Le facteur le plus important de cette évolution, celui qui en a été le fondement, est la généralisation de la production marchande. Pour résumer, à partir du moment où un individu (homme ou femme) perçoit un revenu, et sous réserve que celui-ci soit suffisant, il peut dorénavant acheter tout ce qui est nécessaire pour vivre.
C’est la clé d’un bouleversement énorme. Vivre à deux a pu cesser d’être une nécessité imposée par des règles sociales, en particulier la division sexuelle du travail, et devenir un choix librement consenti – d’autant plus librement qu’il n’est pas biaisé par des problèmes d’argent. Cette évolution constitue une immense libération, un progrès qui laisse entrevoir ce que pourront être les relations intimes dans une société future, une société débarrassée de toutes les croyances et les traditions qui, en plus des contraintes matérielles, pèsent encore aujourd’hui sur les individus.
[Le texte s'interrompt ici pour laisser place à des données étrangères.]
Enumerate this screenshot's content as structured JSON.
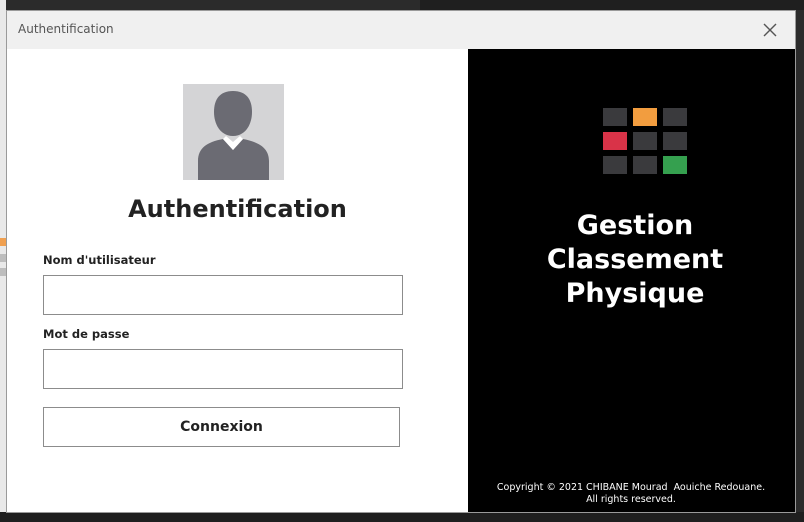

J’en profite pour ajouter que cette même généralisation de la production marchande explique aussi l’émergence de la revendication de l’égalité des sexes. L’idée selon laquelle hommes et femmes doivent pouvoir occuper indifféremment les mêmes positions dans la société n’avait jamais vu le jour dans aucune société avant le capitalisme. Elle est en est le fruit, tout comme l’ensemble des idéaux communistes. Mais pour cueillir ce fruit-là, il faudra abattre l’arbre qui l’a porté !
Notes
1. Polyandrie : la possibilité pour les femmes d’avoir plusieurs époux.
2. Polygynie : fait pour un homme de vivre avec plusieurs femmes. Famille élargie : ensemble de personnes de la même famille vivant dans le même foyer.